Au Brussels Jazz Festival, Alina Bzhezhinska déterre la harpe de guerre
En concert à Flagey le 17 janvier, la harpiste d’origine ukrainienne a dû se frayer un chemin dans le jazz contemporain avec un instrument pas banal. Elle soutient aussi activement son pays en guerre.
On ne dirait pas comme ça, mais la harpe et le jazz s’entendent comme larrons en foire depuis pas mal de temps déjà. Dès les années cinquante, l’Afro-Américaine Dorothy Ashby lui donnait ses lettres de noblesse à la harpe hard-bop.
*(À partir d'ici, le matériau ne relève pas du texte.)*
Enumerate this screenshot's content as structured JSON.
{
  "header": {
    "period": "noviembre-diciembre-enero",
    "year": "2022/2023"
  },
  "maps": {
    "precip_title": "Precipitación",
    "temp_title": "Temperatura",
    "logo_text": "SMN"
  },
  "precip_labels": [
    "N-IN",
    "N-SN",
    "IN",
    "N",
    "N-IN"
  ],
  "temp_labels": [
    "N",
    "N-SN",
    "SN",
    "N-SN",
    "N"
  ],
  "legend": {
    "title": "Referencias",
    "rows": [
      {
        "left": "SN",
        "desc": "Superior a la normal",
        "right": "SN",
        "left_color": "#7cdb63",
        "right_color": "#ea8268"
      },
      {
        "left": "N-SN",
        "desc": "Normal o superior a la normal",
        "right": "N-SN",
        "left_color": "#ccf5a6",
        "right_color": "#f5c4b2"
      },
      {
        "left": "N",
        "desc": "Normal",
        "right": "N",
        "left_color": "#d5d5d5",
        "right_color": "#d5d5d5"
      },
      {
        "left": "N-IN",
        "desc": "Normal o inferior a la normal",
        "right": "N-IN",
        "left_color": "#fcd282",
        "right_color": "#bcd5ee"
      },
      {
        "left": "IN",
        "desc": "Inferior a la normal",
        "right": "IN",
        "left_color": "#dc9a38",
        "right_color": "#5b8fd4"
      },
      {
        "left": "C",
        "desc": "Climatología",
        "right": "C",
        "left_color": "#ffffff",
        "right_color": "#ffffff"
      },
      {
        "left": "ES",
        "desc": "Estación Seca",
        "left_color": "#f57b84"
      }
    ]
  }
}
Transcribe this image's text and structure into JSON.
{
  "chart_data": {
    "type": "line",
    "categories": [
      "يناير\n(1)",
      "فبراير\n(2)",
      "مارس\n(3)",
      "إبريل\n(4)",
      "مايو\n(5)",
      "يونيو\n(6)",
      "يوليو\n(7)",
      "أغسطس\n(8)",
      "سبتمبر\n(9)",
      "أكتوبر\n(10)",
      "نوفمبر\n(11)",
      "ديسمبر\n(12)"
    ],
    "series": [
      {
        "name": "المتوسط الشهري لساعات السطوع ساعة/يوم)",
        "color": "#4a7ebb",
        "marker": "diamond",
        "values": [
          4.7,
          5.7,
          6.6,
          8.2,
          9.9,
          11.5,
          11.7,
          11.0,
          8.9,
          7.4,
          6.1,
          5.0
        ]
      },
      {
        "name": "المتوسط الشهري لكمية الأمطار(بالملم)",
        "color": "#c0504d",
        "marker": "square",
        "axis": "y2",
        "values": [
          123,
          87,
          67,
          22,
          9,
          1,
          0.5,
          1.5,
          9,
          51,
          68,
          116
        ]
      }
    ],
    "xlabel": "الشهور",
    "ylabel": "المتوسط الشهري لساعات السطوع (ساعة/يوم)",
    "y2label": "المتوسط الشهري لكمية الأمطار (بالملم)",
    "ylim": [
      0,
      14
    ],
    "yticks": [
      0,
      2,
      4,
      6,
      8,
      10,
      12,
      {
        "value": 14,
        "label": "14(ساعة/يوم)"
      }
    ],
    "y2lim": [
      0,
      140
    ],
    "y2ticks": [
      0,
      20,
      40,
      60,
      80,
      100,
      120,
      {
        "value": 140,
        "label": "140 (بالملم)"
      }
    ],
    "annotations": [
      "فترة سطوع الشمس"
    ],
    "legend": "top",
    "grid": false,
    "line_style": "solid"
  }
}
Pas étonnant dès lors qu’Alina Bzhezhinska, en duo avec le saxophoniste Tony Kofi, figure en haut de l’affiche du Brussels Jazz Festival. Avec son Hip-Hop Collective et sa collaboration régulière avec Shabaka Hutchings, elle fait désormais partie de la nouvelle scène jazz londonienne.
La petite Alina naît en Ukraine dans une famille très musicienne. Au point que sa mère voulait qu’elle soit instrumentiste professionnelle et lui a appris le piano dès l’âge de cinq ans. À l’école de musique, elle est fascinée par cet instrument: «J’ai vu comment on déplaçait d’une pièce à l’autre la harpe avec toutes ses dorures et ses cordes. C’était tellement glamour que j’en suis tombée amoureuse».
L’école à la militaire
Bien sûr, il n’est pas question de jazz à l’époque, et certainement pas en Ukraine où la note bleue ne s’impose que depuis une dizaine d’années. «L’école était de très haut niveau, mais c’était un peu comme à l’armée, très rigoureux; ça a failli tuer la joie de faire de la musique, car, comme en dansant, j’aime m’exprimer très spontanément. C’est Miles Davis, je pense, qui a dit que pour être un grand musicien de jazz, il fallait tout apprendre et ensuite tout casser. Cette formation classique me donne un grand avantage pour être performante en jazz».
Un peu par hasard, la jeune Ukrainienne, entre-temps passée en Occident, entend «Journey in Satchidananda» (Impulse, 1971), un album fondateur d’Alice Coltrane. La femme du saxophoniste John Coltrane est pianiste de formation et harpiste autodidacte: «Elle aussi partait de solides bases, donc, je me suis dit que, si elle pouvait le faire, moi aussi ! (rires). Mais, pour y arriver, je devais mettre de côté tout ce que je savais et repartir de zéro».
«I feel like a queen!»
Alina Bzhezhinska poursuit sa formation au pays des cactus, à Tucson, Université d’Arizona. Un choix tout naturel: «Carrol McLaughlin était la seule harpiste enseignant à la fois le classique et le jazz. Qui plus est, elle attache une grande importance à l’aspect psychologique des choses, comme un entraîneur sportif. C’est comme ça que j’ai commencé à gagner de la confiance en moi sur scène. C’est très important pour ceux qui consacrent leur vie à la musique ou à l’art: nous ne devons pas seulement rendre les autres heureux, nous devons savoir l’être nous-mêmes!»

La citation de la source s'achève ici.